As inscrições para as vagas que não foram preenchidas durante o Cadastro Escolar de 2023, no Sistema Único de Cadastro e Encaminhamento para Matrícula (SUCEM), da Secretaria de Estado de Educação (SEE/MG), começaram na última sexta-feira (27). As vagas remanescentes ficarão disponíveis até o dia 10 de fevereiro.

Uma das queixas foi enviada ao radialista Vagner Ferreira, da Rádio Caraça. Morador do Cônego Guilhermino, o denunciante afirma que o cadastro online, realizado no site do Governo de Minas, enviou seu filho a uma escola do bairro Pedreira. Leia o relato completo logo abaixo.

“Bom dia, Vagner. Eu fiz o cadastro do meu filho no site do Governo, sendo que eu moro no Cônego Guilhermino e a escola mais próxima é o Premem. Só que o Governo mandou meu filho pra estudar longe da minha casa, (sendo) mais preciso no bairro Pedreira, o que complicou muito para mim e para ele. Que mundo é esse que estamos vivendo, onde o Governo que deveria nos ajudar mais parece estar dificultando”, diz.
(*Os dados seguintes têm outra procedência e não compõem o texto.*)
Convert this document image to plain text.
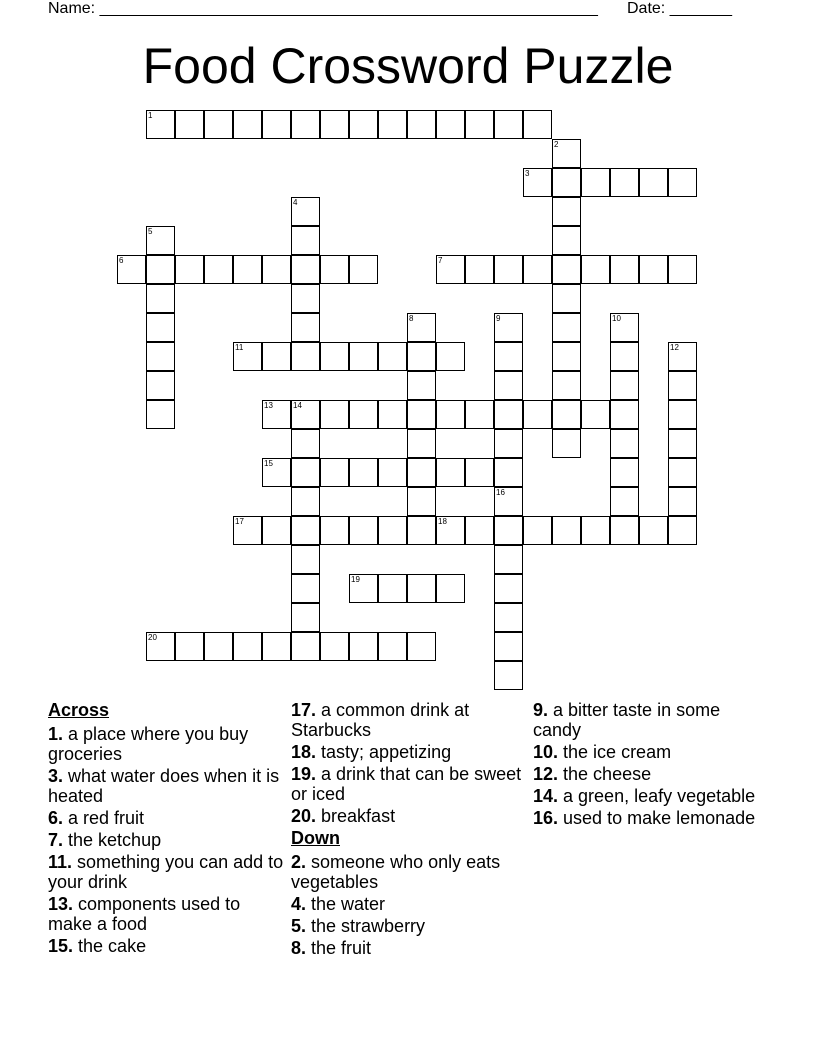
Name: ________________________________________________________ Date: _______
Food Crossword Puzzle
1
2
3
4
5
6	7
8	9	10
11	12
13	14
15
16
17	18
19
20
Across
1. a place where you buy groceries
3. what water does when it is heated
6. a red fruit
7. the ketchup
11. something you can add to your drink
13. components used to make a food
15. the cake
17. a common drink at Starbucks
18. tasty; appetizing
19. a drink that can be sweet or iced
20. breakfast
Down
2. someone who only eats vegetables
4. the water
5. the strawberry
8. the fruit
9. a bitter taste in some candy
10. the ice cream
12. the cheese
14. a green, leafy vegetable
16. used to make lemonade
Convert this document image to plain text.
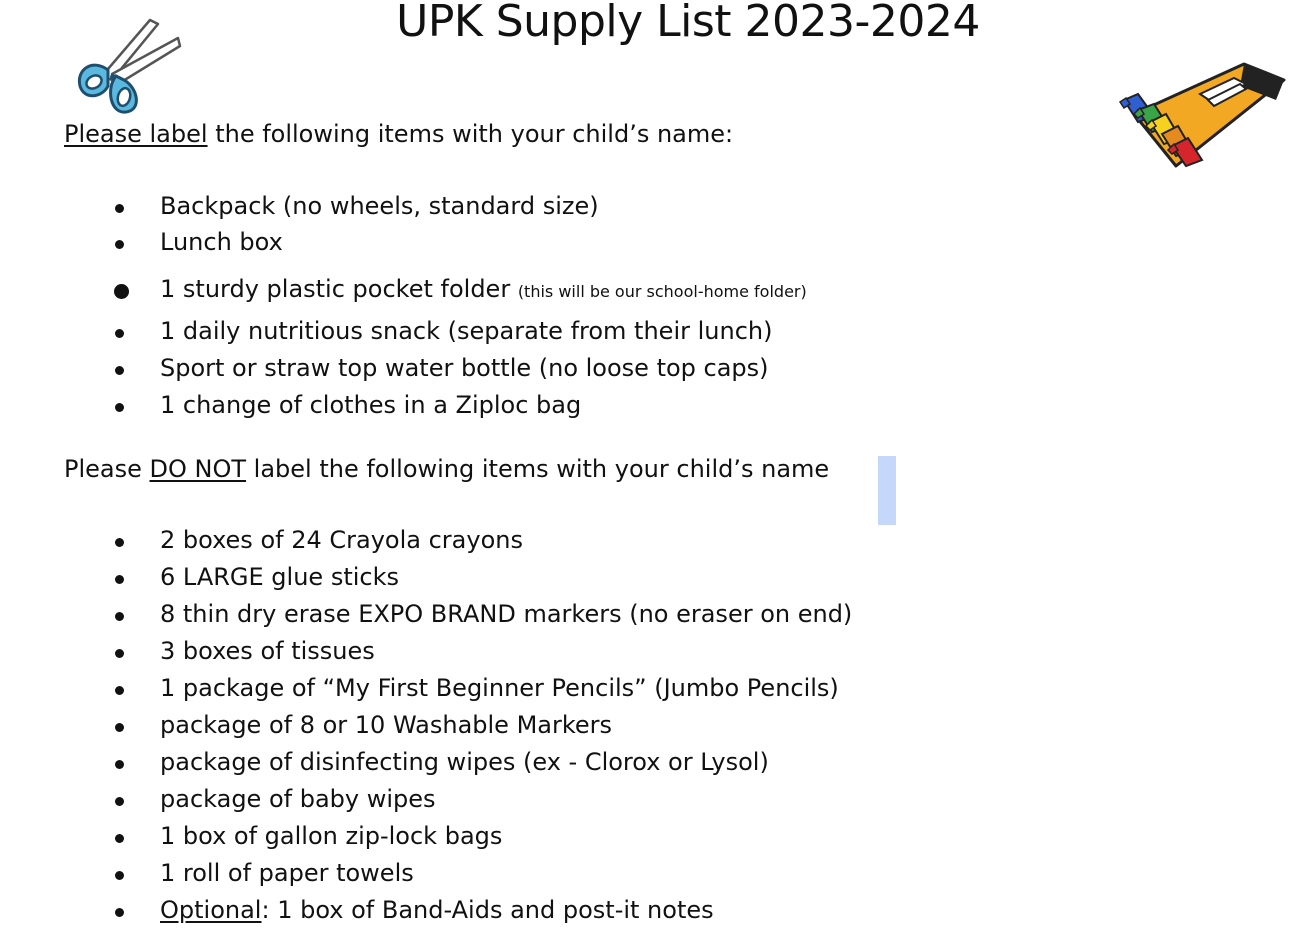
UPK Supply List 2023-2024

Please label the following items with your child’s name:

Backpack (no wheels, standard size)
Lunch box
1 sturdy plastic pocket folder (this will be our school-home folder)
1 daily nutritious snack (separate from their lunch)
Sport or straw top water bottle (no loose top caps)
1 change of clothes in a Ziploc bag

Please DO NOT label the following items with your child’s name

2 boxes of 24 Crayola crayons
6 LARGE glue sticks
8 thin dry erase EXPO BRAND markers (no eraser on end)
3 boxes of tissues
1 package of “My First Beginner Pencils” (Jumbo Pencils)
package of 8 or 10 Washable Markers
package of disinfecting wipes (ex - Clorox or Lysol)
package of baby wipes
1 box of gallon zip-lock bags
1 roll of paper towels
Optional: 1 box of Band-Aids and post-it notes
Outra reclamação, cuja publicação nesta matéria foi autorizada pela responsável, foi realizada por Mary Silva em um grupo do Facebook. A indignação da itabirana foi acompanhada por outros protestos na mesma postagem.

matrículas

SME

Em resposta à denúncia, a Secretaria Municipal de Educação pontuou que as matrículas são realizas em um sistema do Governo Estadual. Segundo a SME, o preenchimento das vagas remanescentes não leva como critério o endereço do interessado, apenas a disponibilidade de cada instituição de ensino.
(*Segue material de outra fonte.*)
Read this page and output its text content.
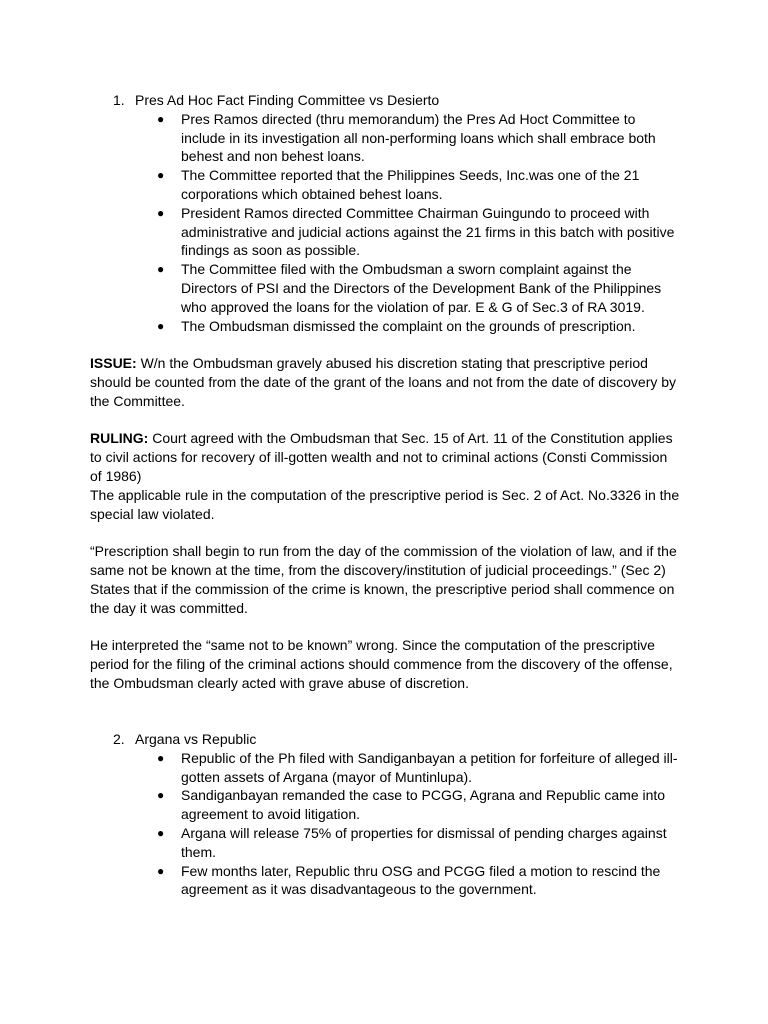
1. Pres Ad Hoc Fact Finding Committee vs Desierto
● Pres Ramos directed (thru memorandum) the Pres Ad Hoct Committee to include in its investigation all non-performing loans which shall embrace both behest and non behest loans.
● The Committee reported that the Philippines Seeds, Inc.was one of the 21 corporations which obtained behest loans.
● President Ramos directed Committee Chairman Guingundo to proceed with administrative and judicial actions against the 21 firms in this batch with positive findings as soon as possible.
● The Committee filed with the Ombudsman a sworn complaint against the Directors of PSI and the Directors of the Development Bank of the Philippines who approved the loans for the violation of par. E & G of Sec.3 of RA 3019.
● The Ombudsman dismissed the complaint on the grounds of prescription.

ISSUE: W/n the Ombudsman gravely abused his discretion stating that prescriptive period should be counted from the date of the grant of the loans and not from the date of discovery by the Committee.

RULING: Court agreed with the Ombudsman that Sec. 15 of Art. 11 of the Constitution applies to civil actions for recovery of ill-gotten wealth and not to criminal actions (Consti Commission of 1986)

The applicable rule in the computation of the prescriptive period is Sec. 2 of Act. No.3326 in the special law violated.

“Prescription shall begin to run from the day of the commission of the violation of law, and if the same not be known at the time, from the discovery/institution of judicial proceedings.” (Sec 2) States that if the commission of the crime is known, the prescriptive period shall commence on the day it was committed.

He interpreted the “same not to be known” wrong. Since the computation of the prescriptive period for the filing of the criminal actions should commence from the discovery of the offense, the Ombudsman clearly acted with grave abuse of discretion.

2. Argana vs Republic
● Republic of the Ph filed with Sandiganbayan a petition for forfeiture of alleged ill-gotten assets of Argana (mayor of Muntinlupa).
● Sandiganbayan remanded the case to PCGG, Agrana and Republic came into agreement to avoid litigation.
● Argana will release 75% of properties for dismissal of pending charges against them.
● Few months later, Republic thru OSG and PCGG filed a motion to rescind the agreement as it was disadvantageous to the government.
Leia a nota, na íntegra, abaixo.

“O cadastramento de alunos na rede pública é realizada pelo SUCEM (sistema de cadastro mantido pelo Governo do Estado). O encaminhamento para as vagas é feito mediante preenchimento de cadastro onde consta o endereço do aluno, sendo o mesmo colocado, sempre que existe vaga, na escola mais próxima da residência. Na primeira fase do cadastro, o endereço é a referência. Nas vagas remanescentes, ou seja, as ainda disponíveis nas unidades, é independente de endereço, havendo o encaminhamento para a unidade escolar onde ainda existem vagas para o ano pretendido. Salientamos que todo o processo é executado pelo Estado, que é o ente responsável. A Secretaria Municipal de Educação está de portas abertas para atender a todos que tenham dúvidas sobre o processo, podendo comparecer de segunda a sexta-feira, de 9 às 16 horas, na sede da secretaria, no bairro Campestre”.

Posição do Estado

Procurada pela reportagem da DeFato, a Secretaria Estadual de Educação de Minas Gerais diz estar acompanhando os casos de perto. A pasta enfatiza, ainda, que “nenhum candidato será prejudicado”. Confira o que diz o Governo de Minas.
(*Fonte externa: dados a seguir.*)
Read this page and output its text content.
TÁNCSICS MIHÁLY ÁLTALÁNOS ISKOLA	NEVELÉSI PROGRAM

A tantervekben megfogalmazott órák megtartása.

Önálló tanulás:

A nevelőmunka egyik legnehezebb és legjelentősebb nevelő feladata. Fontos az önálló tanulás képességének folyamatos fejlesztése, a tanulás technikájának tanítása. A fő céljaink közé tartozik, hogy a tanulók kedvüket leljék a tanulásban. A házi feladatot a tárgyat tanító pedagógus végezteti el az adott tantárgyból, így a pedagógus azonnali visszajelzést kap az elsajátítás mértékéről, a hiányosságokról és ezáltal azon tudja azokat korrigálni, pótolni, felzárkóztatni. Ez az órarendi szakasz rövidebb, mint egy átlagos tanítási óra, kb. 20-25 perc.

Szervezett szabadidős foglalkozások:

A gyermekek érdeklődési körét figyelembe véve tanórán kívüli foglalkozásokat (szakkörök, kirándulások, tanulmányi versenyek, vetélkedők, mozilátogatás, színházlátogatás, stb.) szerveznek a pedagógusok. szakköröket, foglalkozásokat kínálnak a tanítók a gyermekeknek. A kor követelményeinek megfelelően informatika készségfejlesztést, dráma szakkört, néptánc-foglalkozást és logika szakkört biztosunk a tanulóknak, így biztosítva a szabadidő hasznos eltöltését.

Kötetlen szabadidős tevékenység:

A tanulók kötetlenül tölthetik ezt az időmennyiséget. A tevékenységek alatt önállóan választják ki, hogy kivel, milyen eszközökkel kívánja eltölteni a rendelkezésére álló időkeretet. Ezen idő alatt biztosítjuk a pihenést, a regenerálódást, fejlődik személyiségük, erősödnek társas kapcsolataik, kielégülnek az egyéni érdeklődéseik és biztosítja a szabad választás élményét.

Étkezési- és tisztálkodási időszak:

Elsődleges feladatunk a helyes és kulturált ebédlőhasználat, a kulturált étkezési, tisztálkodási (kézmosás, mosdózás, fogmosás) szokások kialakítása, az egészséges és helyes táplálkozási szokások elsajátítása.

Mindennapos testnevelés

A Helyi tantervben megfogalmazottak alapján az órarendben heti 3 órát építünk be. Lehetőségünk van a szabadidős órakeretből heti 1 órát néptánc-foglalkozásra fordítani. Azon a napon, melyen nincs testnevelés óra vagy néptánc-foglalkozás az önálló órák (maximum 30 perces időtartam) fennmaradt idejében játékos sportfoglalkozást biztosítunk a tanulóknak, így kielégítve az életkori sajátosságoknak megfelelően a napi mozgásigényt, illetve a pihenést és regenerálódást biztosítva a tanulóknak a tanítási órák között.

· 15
“A Secretaria de Estado de Educação de Minas Gerais (SEE/MG) informa que o encaminhamento para o preenchimento das vagas remanescentes em escolas da rede estadual que ainda possuem vagas dentro do zoneamento do candidato ou em sua zona do endereço residencial, seguem os critérios definidos na Resolução SEE Nº 4.775. Ou seja, o encaminhamento para a matrícula é realizado de acordo com a disponibilidade de vagas por turno, considerando o espaço físico de cada escola, o tipo de atendimento prestado, o nível de ensino ofertado, e respeitando os critérios de prioridade, nesta ordem: aluno com deficiência; zoneamento; zona; aluno com irmão na escola pretendida; aluno já integrante da Rede Pública de Ensino de Minas Gerais; e aluno com menor idade. Ressalvamos que a SEE/MG está acompanhando de perto o caso no município de Itabira e estudando possibilidades para o encaminhamento de todos os estudantes. Reforçamos, ainda, que nenhum candidato será prejudicado e ficará sem vaga na rede estadual”.

A DeFato também procurou a Superintendência Regional de Educação, sediada em Nova Era, mas não obteve retorno até o fechamento desta matéria. O espaço segue aberto para possíveis esclarecimentos.